Kartal Belediyesi'nin düzenlediği 'Günümüz İslam Dünyasında Meseleler ve Çözüm Yolları' başlıklı toplantıda konuşan CHP Başkanı Kılıçdaroğlu, 15 soru sormuş ve konuşmasını şu cümleyle bitirmiş: 'Bunların cevaplarını hep birlikte aramak zorundayız.'



Kılıçdaroğlu'nun 'hep birlikte' diyerek kastettiği kitlenin içinde var mıyım bilmem. Lakin yine de, bu 15 sorunun bazılarını aklımın erdiği, kalemimin döndüğü kadar cevaplamak isterim.
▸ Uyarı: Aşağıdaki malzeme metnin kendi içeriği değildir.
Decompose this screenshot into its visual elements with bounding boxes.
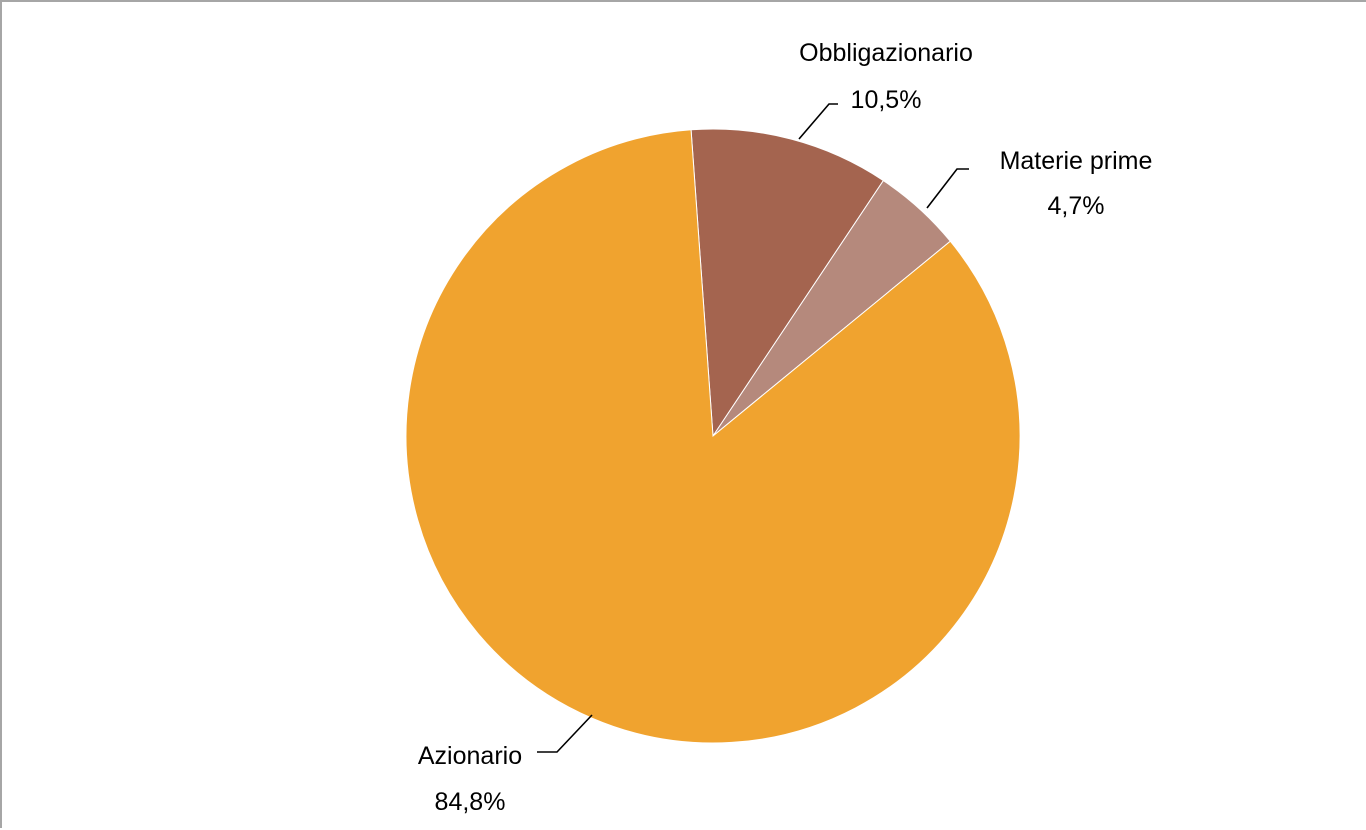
data-label-materie-prime-value: 4,7%	[1048, 192, 1105, 220]
data-labels: Obbligazionario 10,5% Materie prime 4,7%…	[418, 39, 1153, 816]
data-label-materie-prime-name: Materie prime	[1000, 147, 1153, 175]
data-label-obbligazionario-name: Obbligazionario	[799, 39, 973, 67]
data-label-azionario-value: 84,8%	[435, 788, 506, 816]
leader-line-obbligazionario	[798, 103, 838, 140]
leader-line-materie-prime	[926, 168, 969, 209]
pie-slice-azionario	[405, 129, 1021, 744]
pie-slices	[405, 128, 1021, 744]
pie-slice-obbligazionario	[690, 128, 885, 438]
leader-line-azionario	[537, 714, 593, 753]
data-label-azionario-name: Azionario	[418, 742, 522, 770]
leader-lines	[537, 103, 969, 753]
data-label-obbligazionario-value: 10,5%	[851, 86, 922, 114]
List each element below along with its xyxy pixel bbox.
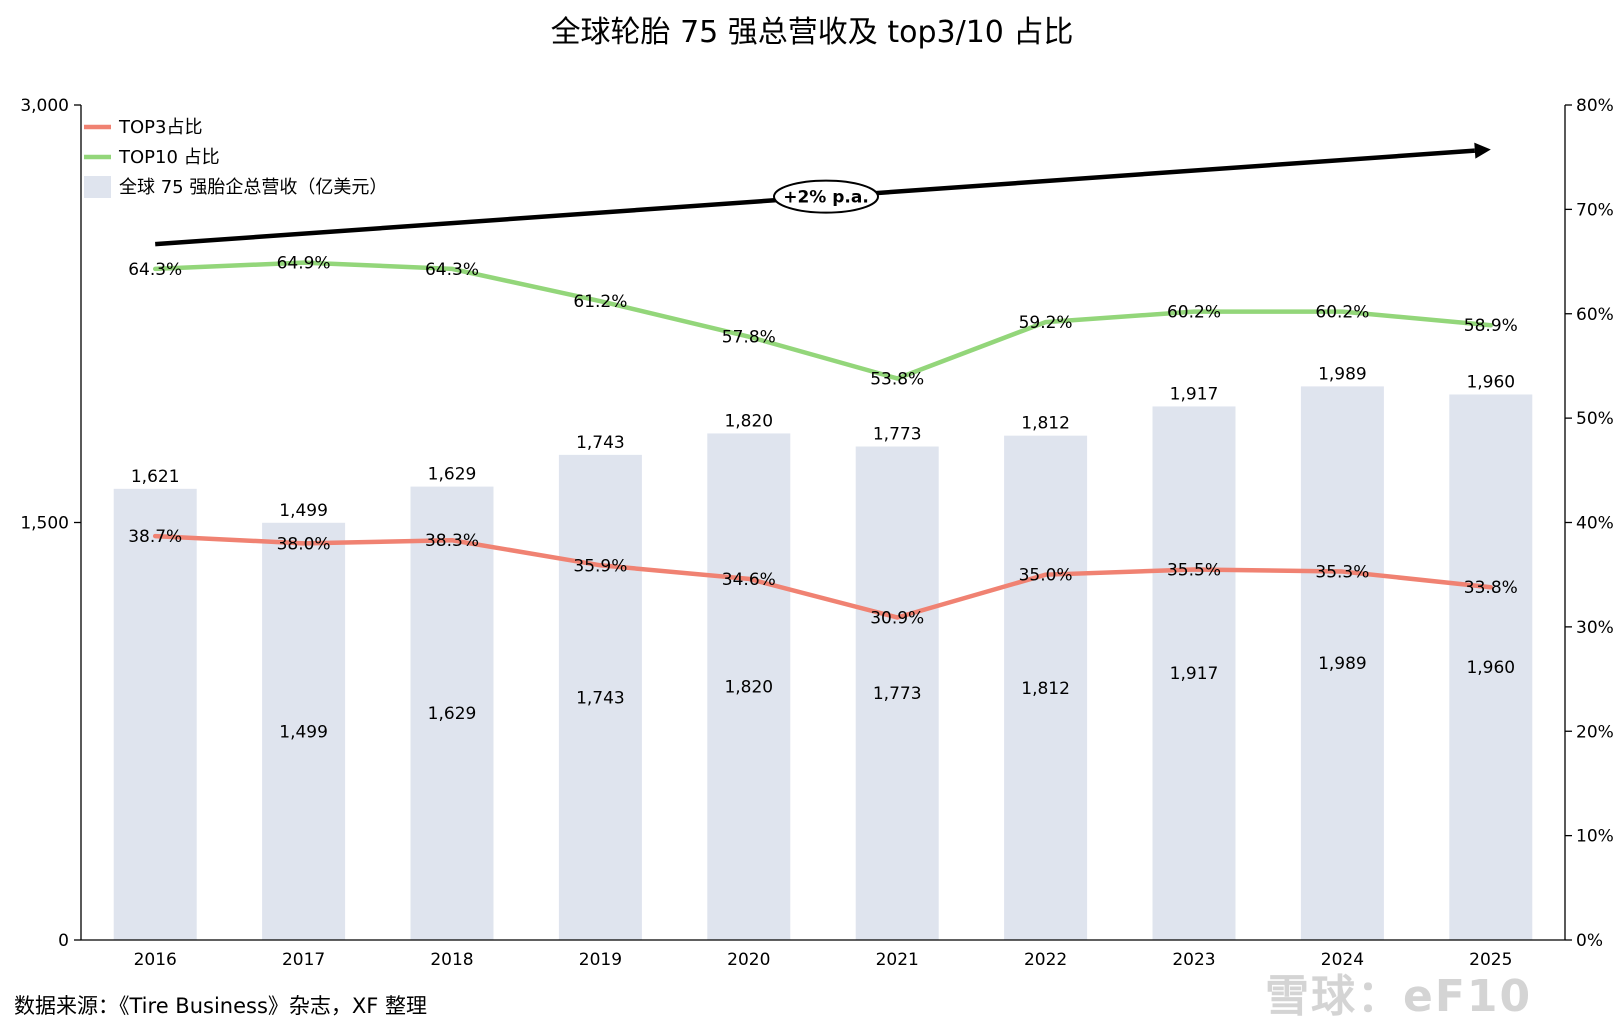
top3-share-label: 33.8%	[1464, 578, 1518, 598]
revenue-bar-inner-label: 1,629	[428, 704, 477, 724]
revenue-bar-label: 1,743	[576, 433, 625, 453]
right-tick-label: 70%	[1576, 200, 1614, 220]
revenue-bar-2017	[262, 522, 346, 940]
top3-share-label: 38.3%	[425, 531, 479, 551]
right-tick-label: 40%	[1576, 514, 1614, 534]
trend-arrow-head	[1474, 142, 1491, 159]
trend-label: +2% p.a.	[783, 188, 869, 208]
x-tick-label: 2023	[1172, 950, 1215, 970]
right-tick-label: 60%	[1576, 305, 1614, 325]
top10-share-label: 64.3%	[128, 260, 182, 280]
top3-share-label: 38.7%	[128, 527, 182, 547]
top3-share-label: 38.0%	[277, 534, 331, 554]
revenue-bar-label: 1,621	[131, 467, 180, 487]
revenue-bar-label: 1,917	[1170, 384, 1219, 404]
legend-revenue-label: 全球 75 强胎企总营收（亿美元）	[119, 177, 387, 198]
revenue-bar-inner-label: 1,989	[1318, 654, 1367, 674]
x-tick-label: 2024	[1321, 950, 1364, 970]
top10-share-label: 60.2%	[1315, 303, 1369, 323]
revenue-bar-label: 1,773	[873, 425, 922, 445]
revenue-bar-inner-label: 1,820	[724, 678, 773, 698]
right-tick-label: 0%	[1576, 931, 1603, 951]
right-tick-label: 50%	[1576, 409, 1614, 429]
revenue-bar-label: 1,629	[428, 465, 477, 485]
revenue-bar-2022	[1004, 435, 1088, 940]
x-tick-label: 2016	[134, 950, 177, 970]
legend-top3-label: TOP3占比	[118, 117, 202, 138]
top3-share-label: 35.9%	[573, 556, 627, 576]
revenue-bar-inner-label: 1,499	[279, 722, 328, 742]
watermark: 雪球：eF10	[1265, 971, 1533, 1022]
source-note: 数据来源：《Tire Business》杂志，XF 整理	[14, 994, 428, 1018]
top3-share-label: 34.6%	[722, 570, 776, 590]
left-tick-label: 3,000	[20, 96, 69, 116]
x-tick-label: 2017	[282, 950, 325, 970]
revenue-bar-label: 1,499	[279, 501, 328, 521]
right-tick-label: 20%	[1576, 722, 1614, 742]
x-tick-label: 2025	[1469, 950, 1512, 970]
revenue-bar-inner-label: 1,960	[1466, 658, 1515, 678]
x-tick-label: 2022	[1024, 950, 1067, 970]
top3-share-label: 35.3%	[1315, 563, 1369, 583]
revenue-bar-label: 1,989	[1318, 364, 1367, 384]
revenue-bar-2020	[707, 433, 791, 940]
revenue-bar-inner-label: 1,917	[1170, 664, 1219, 684]
revenue-bar-inner-label: 1,743	[576, 688, 625, 708]
top3-share-line	[152, 533, 1494, 620]
x-tick-label: 2018	[430, 950, 473, 970]
top10-share-label: 57.8%	[722, 328, 776, 348]
revenue-bar-label: 1,960	[1466, 372, 1515, 392]
revenue-bar-2023	[1152, 406, 1236, 940]
x-tick-label: 2019	[579, 950, 622, 970]
legend-top10-label: TOP10 占比	[118, 147, 220, 168]
revenue-bar-2016	[113, 488, 197, 940]
chart-title: 全球轮胎 75 强总营收及 top3/10 占比	[551, 15, 1074, 50]
revenue-bar-2025	[1449, 394, 1533, 940]
x-tick-label: 2020	[727, 950, 770, 970]
top10-share-label: 53.8%	[870, 369, 924, 389]
top3-share-label: 30.9%	[870, 608, 924, 628]
revenue-bar-label: 1,820	[724, 411, 773, 431]
right-tick-label: 10%	[1576, 827, 1614, 847]
left-tick-label: 0	[58, 931, 69, 951]
right-tick-label: 80%	[1576, 96, 1614, 116]
revenue-bar-2018	[410, 486, 494, 940]
plot-area: 0 1,500 3,000 0% 10% 20% 30% 40% 50% 60% 70% 80% 201…	[20, 96, 1613, 970]
top3-share-label: 35.0%	[1019, 566, 1073, 586]
top3-share-label: 35.5%	[1167, 560, 1221, 580]
revenue-bar-2019	[558, 454, 642, 940]
top10-share-label: 61.2%	[573, 292, 627, 312]
top10-share-label: 60.2%	[1167, 303, 1221, 323]
top10-share-label: 59.2%	[1019, 313, 1073, 333]
top10-share-label: 64.3%	[425, 260, 479, 280]
left-tick-label: 1,500	[20, 514, 69, 534]
revenue-bar-2021	[855, 446, 939, 940]
revenue-bar-label: 1,812	[1021, 414, 1070, 434]
trend-label-bubble	[773, 179, 879, 214]
right-tick-label: 30%	[1576, 618, 1614, 638]
revenue-bar-2024	[1300, 386, 1384, 940]
legend-revenue-swatch	[84, 176, 111, 198]
revenue-bar-inner-label: 1,812	[1021, 679, 1070, 699]
top10-share-label: 58.9%	[1464, 316, 1518, 336]
x-tick-label: 2021	[876, 950, 919, 970]
revenue-bar-inner-label: 1,773	[873, 684, 922, 704]
top10-share-label: 64.9%	[277, 254, 331, 274]
top10-share-line	[152, 260, 1494, 381]
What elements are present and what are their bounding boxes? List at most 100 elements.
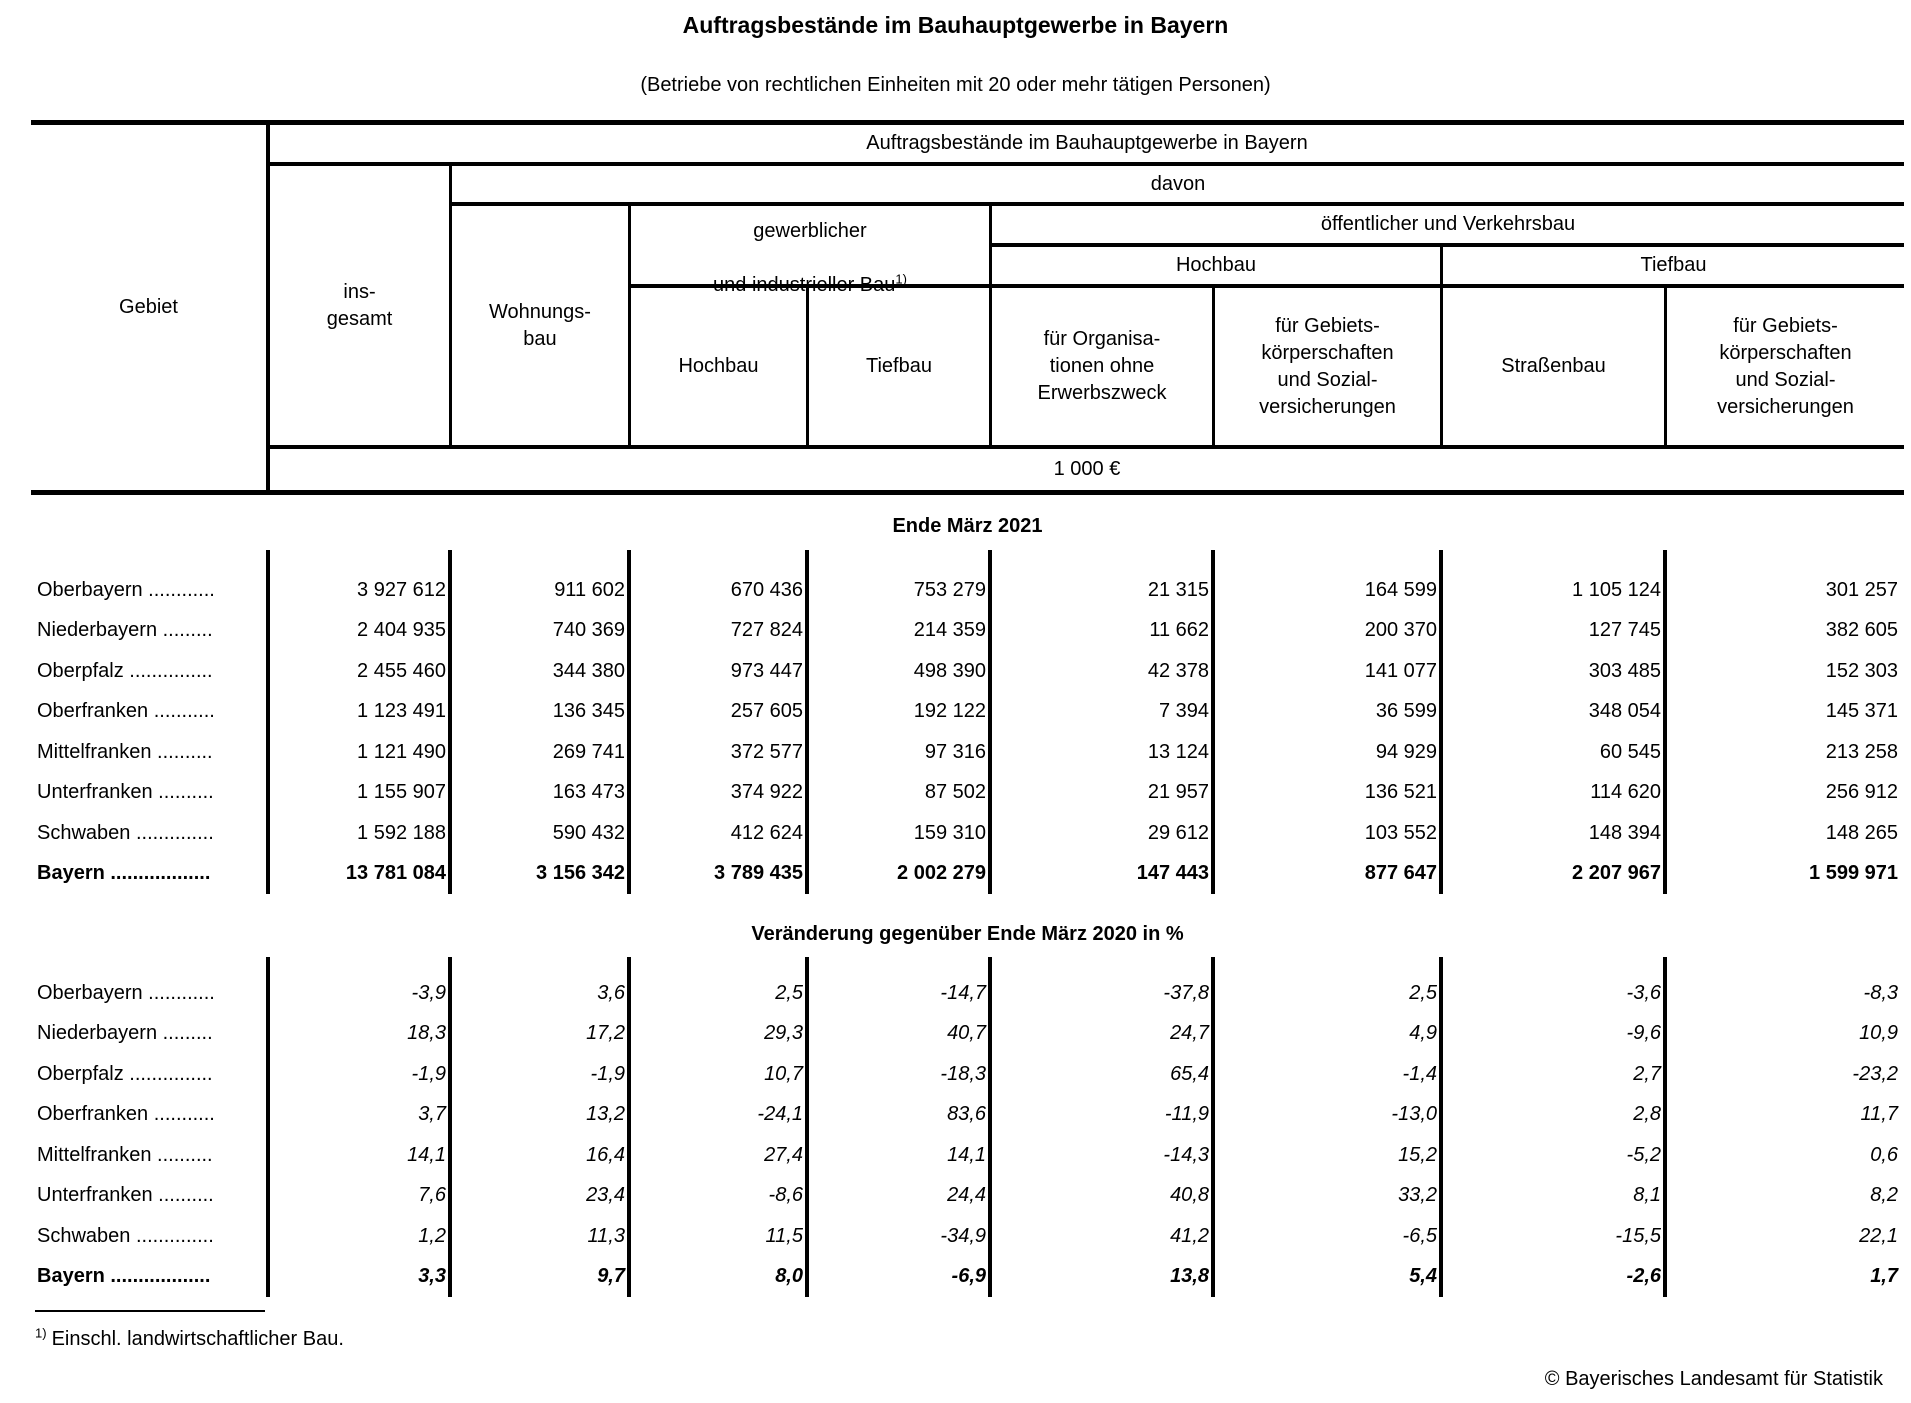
value-strassenbau: 1 105 124 — [1572, 578, 1661, 601]
region-label: Niederbayern ......... — [37, 1022, 213, 1045]
value-hochbau-gewerblich: 11,5 — [765, 1224, 803, 1247]
value-tiefbau-gewerblich: 97 316 — [924, 740, 986, 763]
region-label: Unterfranken .......... — [37, 781, 214, 804]
value-gebietskoerperschaften-tiefbau: 145 371 — [1825, 700, 1898, 723]
section-ende-maerz-2021: Ende März 2021 Oberbayern ............ 3… — [31, 514, 1904, 894]
footnote-marker-superscript: 1) — [895, 271, 907, 287]
value-tiefbau-gewerblich: 2 002 279 — [897, 862, 986, 885]
header-gewerblicher-line2: und industrieller Bau — [713, 274, 896, 296]
value-tiefbau-gewerblich: 14,1 — [947, 1143, 986, 1166]
table-row: Niederbayern ......... 2 404 935 740 369… — [31, 611, 1904, 652]
header-hochbau-gewerblich: Hochbau — [631, 288, 809, 449]
value-hochbau-gewerblich: 29,3 — [764, 1022, 803, 1045]
value-gebietskoerperschaften-tiefbau: 256 912 — [1825, 781, 1898, 804]
column-separator-line — [266, 957, 270, 1297]
footnote-rule — [35, 1310, 265, 1312]
value-strassenbau: 60 545 — [1599, 740, 1661, 763]
value-gebietskoerperschaften-tiefbau: 382 605 — [1825, 619, 1898, 642]
region-label: Bayern .................. — [37, 862, 211, 885]
section-title: Ende März 2021 — [892, 515, 1043, 537]
value-gebietskoerperschaften-tiefbau: 0,6 — [1870, 1143, 1898, 1166]
region-label: Schwaben .............. — [37, 1224, 214, 1247]
value-gebietskoerperschaften-tiefbau: 1 599 971 — [1809, 862, 1898, 885]
value-insgesamt: -1,9 — [411, 1062, 446, 1085]
value-gebietskoerperschaften-tiefbau: 11,7 — [1860, 1103, 1898, 1126]
value-organisationen: 13 124 — [1147, 740, 1209, 763]
value-strassenbau: -9,6 — [1626, 1022, 1661, 1045]
value-gebietskoerperschaften-hochbau: 877 647 — [1364, 862, 1437, 885]
value-insgesamt: 1 123 491 — [357, 700, 446, 723]
header-insgesamt: ins- gesamt — [270, 166, 452, 449]
table-row: Oberpfalz ............... 2 455 460 344 … — [31, 651, 1904, 692]
value-wohnungsbau: 3,6 — [597, 981, 625, 1004]
value-organisationen: 21 315 — [1147, 578, 1209, 601]
region-label: Schwaben .............. — [37, 821, 214, 844]
table-row: Oberfranken ........... 3,7 13,2 -24,1 8… — [31, 1095, 1904, 1136]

Kılıçdaroğlu ilkin, gayrı safi milli hasılalar üzerinden 57 İslam ülkesinin ekonomisinin niçin Çin ekonomisinin yarısı kadar bile etmediğini soruyor. Gerçekten anlam yüklü bu soruya 'dünya toz bulutu halindeydi' cümlesiyle başlayan bir cevap vermek isterim. Amerika'nın bulunmasıyla başlayan 600 yıllık sömürge tarihini anlatan basit bir kitap okuyabilir Kılıçdaroğlu bu hususta. Sözgelimi Luraghi'nin Sömürgecilik Tarihi'ni karıştırabilir. O ve benzeri kitaplarda İslam ülkelerinin, Güney Amerika ve Afrika'nın tarihi süreçte nasıl da özenle sömürüldüğünü, bu ülkelerin geri kalmışlığının temel nedeninin Batı emperyalizmi olduğunu, Batı'nın son numarasının emperyalizme karşı koymaya çabalayan her bir insanı 'terörist' olarak yaftalamak olduğunu falan öğrenebilir. Bu geri kalmışlıkla, daha doğrusu bu geri bırakılmışlıkla yüzleşmeden 'Batılıların' açıkladığı rakamlarla 'İslam dünyası da çok geri kalmış durumda canım' demek işin en kolayı. Hindistan'dan Bosna'ya İslam dünyasının başına gelenlerin tarihi perspektifini inkar etmenin bir manası olmadığını düşünmek de.



İkinci soru da, yani 'dünya enerji kaynaklarının %70'inin, doğal kaynakların %40'ının üzerinde oturan İslam âleminin niçin %40'ı yoksulluk sınırında yaşıyor' sorusu da tam buradan bulacak cevabını. Hani Cumhurbaşkanımız sık sık 'Sykes-Picot Anlaşması sorunludur' diyor, 'dünya beşten büyüktür' diyor ya. Hah. Tam da buradan söylüyor işte. Petrolü yönetmek, doğalgazı yönetmek, silah ticaretini yönetmek, hâsılı dünyayı yönetmek için 5'li bir çete hakiki bir oligarşik düzen kurmuşlar ya. Hah. İşte tam ona karşı koymak gerekiyor. Ülkesini batılı amcalarına şikayet eden yarı-aydınlarla, 'dünya 5'ten büyüktür' sloganıyla dalga geçmeyi marifet sayanlarla, dünyadaki oligarşik düzenin yerli yaltakçılarıyla alınacak mesafe yok. '20. yüzyıl parantezi'ni kapatmaya ülkesel ve bölgesel olarak çalışana çullanarak da…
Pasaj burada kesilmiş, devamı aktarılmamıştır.